Un’amica, da poco sposata, si è sentita dire dal suo capo: “Non capisco perché ti sei voluta legare così, ma non pensare di avere figli se vuoi continuare la tua carriera”. Un’altra ragazza, tornata in azienda dopo aver avuto un bambino, si è trovata in una situazione di mobbing “morbido”: veniva messa da parte nei progetti più importanti.
Il conflitto tra lavoro e famiglia, per le donne italiane, non si è mai risolto, ma l’anno della pandemia sembra aver riportato l’orologio indietro addirittura di qualche decennio. La perdita del lavoro nel 2020 riguarda le donne per il 98 per cento; una donna su due alla fine del primo lockdown aveva rinunciato ad almeno un progetto a causa del Covid e il 31 per cento annullava o posticipava la ricerca di un lavoro.
È un problema complesso che tocca temi quali il sistema di supporto alle famiglie in termini economici e di servizi di welfare, la tutela dei diritti dei lavoratori, l’organizzazione del lavoro, la conciliazione con i tempi di vita, e anche tratti culturali nella distribuzione dei compiti tra partner.
Quindi s’intrecciano questioni culturali, sociali ed economiche, che inoltre peggiorano il quadro generale di crisi demografica che dura già da diversi anni.
In un momento di così grave incertezza e pericolo di rimanere disoccupati, potrebbe sembrare già una fortuna avere una qualsiasi occupazione.

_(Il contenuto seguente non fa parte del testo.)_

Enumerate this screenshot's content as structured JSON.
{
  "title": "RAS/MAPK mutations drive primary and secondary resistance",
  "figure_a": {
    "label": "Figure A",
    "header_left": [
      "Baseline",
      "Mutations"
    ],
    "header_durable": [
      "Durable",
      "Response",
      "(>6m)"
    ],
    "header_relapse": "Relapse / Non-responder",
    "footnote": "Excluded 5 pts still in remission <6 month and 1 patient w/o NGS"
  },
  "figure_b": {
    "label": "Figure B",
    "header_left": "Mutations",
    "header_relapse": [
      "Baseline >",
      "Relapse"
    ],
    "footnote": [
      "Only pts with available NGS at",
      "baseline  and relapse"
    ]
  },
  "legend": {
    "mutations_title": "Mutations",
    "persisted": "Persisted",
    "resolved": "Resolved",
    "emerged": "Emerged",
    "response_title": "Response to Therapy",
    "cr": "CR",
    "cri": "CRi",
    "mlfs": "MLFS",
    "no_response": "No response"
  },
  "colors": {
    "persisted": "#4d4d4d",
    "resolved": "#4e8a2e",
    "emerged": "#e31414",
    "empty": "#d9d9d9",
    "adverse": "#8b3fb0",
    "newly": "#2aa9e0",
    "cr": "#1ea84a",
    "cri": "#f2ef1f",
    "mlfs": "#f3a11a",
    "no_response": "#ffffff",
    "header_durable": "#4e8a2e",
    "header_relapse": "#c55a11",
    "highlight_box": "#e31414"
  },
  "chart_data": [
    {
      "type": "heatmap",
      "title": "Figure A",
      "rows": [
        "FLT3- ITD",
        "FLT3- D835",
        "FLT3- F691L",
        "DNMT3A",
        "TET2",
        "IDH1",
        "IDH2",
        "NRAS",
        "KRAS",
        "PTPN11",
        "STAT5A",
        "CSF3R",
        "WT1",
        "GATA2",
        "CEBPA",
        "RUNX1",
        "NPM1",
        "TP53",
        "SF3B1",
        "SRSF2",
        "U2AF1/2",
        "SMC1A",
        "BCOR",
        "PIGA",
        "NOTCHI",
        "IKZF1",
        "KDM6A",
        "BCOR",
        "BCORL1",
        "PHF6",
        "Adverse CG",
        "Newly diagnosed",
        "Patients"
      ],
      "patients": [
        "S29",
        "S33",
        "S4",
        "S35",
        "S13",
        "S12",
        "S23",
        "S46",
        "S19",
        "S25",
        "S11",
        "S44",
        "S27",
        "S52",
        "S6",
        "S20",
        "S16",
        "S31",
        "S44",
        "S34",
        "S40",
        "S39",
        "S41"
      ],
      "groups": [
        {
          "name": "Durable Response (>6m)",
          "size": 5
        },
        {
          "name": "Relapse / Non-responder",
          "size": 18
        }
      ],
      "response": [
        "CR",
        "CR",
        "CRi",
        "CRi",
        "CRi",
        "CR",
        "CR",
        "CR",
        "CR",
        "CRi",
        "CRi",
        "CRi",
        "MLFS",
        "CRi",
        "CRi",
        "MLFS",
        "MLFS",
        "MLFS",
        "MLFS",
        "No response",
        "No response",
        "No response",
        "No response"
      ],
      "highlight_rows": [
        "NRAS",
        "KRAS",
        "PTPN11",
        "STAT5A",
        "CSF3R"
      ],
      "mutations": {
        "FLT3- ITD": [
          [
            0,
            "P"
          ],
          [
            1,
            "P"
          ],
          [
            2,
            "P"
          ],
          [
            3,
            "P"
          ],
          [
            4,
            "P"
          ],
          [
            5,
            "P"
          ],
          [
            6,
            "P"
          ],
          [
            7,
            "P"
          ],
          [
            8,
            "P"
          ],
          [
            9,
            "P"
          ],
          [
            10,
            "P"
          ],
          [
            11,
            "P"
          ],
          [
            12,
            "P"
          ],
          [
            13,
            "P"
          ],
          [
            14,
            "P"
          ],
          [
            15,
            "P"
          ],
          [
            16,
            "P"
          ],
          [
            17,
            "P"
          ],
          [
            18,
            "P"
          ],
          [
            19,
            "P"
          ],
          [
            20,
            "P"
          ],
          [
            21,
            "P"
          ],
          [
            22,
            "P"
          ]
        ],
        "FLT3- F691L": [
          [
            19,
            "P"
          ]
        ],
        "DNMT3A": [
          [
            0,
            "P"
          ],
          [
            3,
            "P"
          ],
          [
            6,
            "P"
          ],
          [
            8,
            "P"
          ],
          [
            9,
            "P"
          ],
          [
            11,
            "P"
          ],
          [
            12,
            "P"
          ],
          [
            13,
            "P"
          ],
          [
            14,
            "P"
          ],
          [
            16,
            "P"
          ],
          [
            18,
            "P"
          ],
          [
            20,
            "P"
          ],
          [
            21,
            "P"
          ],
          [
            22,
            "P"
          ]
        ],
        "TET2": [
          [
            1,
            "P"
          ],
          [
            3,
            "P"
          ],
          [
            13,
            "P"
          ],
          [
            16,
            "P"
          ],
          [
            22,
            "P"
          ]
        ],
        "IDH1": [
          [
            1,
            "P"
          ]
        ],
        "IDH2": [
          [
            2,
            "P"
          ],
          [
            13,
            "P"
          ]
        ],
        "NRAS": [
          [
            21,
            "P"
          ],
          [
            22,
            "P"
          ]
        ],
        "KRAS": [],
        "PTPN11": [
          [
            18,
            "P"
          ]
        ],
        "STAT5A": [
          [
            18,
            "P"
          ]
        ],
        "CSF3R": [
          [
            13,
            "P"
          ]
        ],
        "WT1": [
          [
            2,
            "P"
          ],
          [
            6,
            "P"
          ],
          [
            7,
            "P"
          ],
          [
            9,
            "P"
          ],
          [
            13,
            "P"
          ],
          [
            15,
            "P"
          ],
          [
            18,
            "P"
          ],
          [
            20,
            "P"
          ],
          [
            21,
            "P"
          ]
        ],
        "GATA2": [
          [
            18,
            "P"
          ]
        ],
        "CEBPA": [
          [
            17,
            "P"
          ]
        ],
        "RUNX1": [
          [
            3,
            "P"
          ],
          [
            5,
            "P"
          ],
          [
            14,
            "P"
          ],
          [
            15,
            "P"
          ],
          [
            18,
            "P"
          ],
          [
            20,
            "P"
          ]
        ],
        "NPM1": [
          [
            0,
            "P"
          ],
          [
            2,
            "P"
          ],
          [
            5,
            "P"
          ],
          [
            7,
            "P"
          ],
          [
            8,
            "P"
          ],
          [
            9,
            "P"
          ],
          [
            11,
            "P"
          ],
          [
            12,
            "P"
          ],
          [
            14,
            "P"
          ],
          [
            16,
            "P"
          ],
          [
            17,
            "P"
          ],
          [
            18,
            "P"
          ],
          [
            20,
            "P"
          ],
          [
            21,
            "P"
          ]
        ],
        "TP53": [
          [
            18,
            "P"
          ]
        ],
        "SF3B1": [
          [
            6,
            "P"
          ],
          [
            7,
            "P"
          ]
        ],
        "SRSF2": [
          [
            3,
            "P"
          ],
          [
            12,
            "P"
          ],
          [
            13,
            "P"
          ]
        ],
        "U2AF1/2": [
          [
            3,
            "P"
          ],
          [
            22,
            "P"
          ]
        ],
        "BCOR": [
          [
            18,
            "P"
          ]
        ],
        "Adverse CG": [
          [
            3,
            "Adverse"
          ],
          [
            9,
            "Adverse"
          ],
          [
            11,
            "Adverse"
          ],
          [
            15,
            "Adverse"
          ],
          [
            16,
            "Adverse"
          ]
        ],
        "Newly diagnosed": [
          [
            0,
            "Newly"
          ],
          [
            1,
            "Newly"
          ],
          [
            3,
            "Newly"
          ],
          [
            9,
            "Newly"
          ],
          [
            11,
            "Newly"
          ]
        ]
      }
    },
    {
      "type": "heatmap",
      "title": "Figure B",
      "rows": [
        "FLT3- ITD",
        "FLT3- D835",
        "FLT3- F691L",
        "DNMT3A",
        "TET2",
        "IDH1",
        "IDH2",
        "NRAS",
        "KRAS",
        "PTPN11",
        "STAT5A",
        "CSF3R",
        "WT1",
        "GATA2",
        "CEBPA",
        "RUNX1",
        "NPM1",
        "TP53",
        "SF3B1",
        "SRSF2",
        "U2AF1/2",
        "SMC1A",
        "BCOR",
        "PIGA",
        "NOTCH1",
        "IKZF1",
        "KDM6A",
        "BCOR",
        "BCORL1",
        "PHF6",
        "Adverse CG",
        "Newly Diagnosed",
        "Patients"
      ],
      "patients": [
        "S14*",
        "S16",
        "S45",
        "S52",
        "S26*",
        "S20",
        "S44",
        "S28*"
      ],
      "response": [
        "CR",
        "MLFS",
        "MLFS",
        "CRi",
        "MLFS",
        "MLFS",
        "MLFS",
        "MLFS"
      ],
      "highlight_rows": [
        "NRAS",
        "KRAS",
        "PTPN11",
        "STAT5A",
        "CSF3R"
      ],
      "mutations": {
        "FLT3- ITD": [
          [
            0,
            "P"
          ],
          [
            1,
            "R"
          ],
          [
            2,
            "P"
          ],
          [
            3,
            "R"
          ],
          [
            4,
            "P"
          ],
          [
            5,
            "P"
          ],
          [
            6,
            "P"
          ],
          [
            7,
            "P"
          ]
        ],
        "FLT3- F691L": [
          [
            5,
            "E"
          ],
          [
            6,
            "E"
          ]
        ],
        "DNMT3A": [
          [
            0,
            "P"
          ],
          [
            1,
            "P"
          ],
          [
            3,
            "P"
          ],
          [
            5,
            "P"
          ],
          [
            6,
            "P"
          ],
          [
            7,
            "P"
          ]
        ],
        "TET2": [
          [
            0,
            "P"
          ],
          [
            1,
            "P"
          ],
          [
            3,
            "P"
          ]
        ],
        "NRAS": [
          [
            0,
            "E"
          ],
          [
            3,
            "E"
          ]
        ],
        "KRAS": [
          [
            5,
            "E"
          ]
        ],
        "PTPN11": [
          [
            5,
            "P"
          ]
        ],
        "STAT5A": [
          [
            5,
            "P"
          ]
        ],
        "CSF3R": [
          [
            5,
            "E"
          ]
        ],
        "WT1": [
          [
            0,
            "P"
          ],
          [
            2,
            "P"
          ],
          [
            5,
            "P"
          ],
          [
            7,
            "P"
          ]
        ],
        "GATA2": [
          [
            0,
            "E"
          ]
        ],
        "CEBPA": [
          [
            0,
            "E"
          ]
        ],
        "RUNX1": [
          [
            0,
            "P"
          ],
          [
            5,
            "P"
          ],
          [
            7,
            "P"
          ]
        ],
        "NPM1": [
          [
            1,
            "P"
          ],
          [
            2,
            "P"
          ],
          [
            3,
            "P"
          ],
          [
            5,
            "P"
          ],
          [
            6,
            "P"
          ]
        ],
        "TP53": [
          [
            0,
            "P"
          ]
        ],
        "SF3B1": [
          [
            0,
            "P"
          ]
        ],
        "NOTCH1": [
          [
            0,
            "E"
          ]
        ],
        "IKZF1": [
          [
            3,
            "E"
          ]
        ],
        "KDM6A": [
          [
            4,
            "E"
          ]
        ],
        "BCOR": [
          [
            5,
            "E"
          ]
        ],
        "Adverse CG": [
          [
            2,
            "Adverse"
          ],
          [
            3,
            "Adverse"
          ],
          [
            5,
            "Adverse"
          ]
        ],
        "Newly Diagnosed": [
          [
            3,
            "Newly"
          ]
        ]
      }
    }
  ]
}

Una volta superata la pandemia e lo stato di emergenza economica, bisognerà ritornare a guardare in faccia un vecchio problema lasciato in sospeso: il lavoro, oltre che a mangiare, serve a esprimere, valorizzare le persone, oppure, è solo una funzione dell’ingranaggio produttivo?
In altre parole, si riuscirà a correggere il rapporto tra lavoro e produzione della ricchezza? Si correggerà la tendenza a creare denaro attraverso denaro, e non con il lavoro?
E, non ultimo, come cambierà il ruolo dei lavoratori a seguito del progresso tecnologico e di un’economia globalizzata? Tutte domande che la pandemia ha solo rimandato.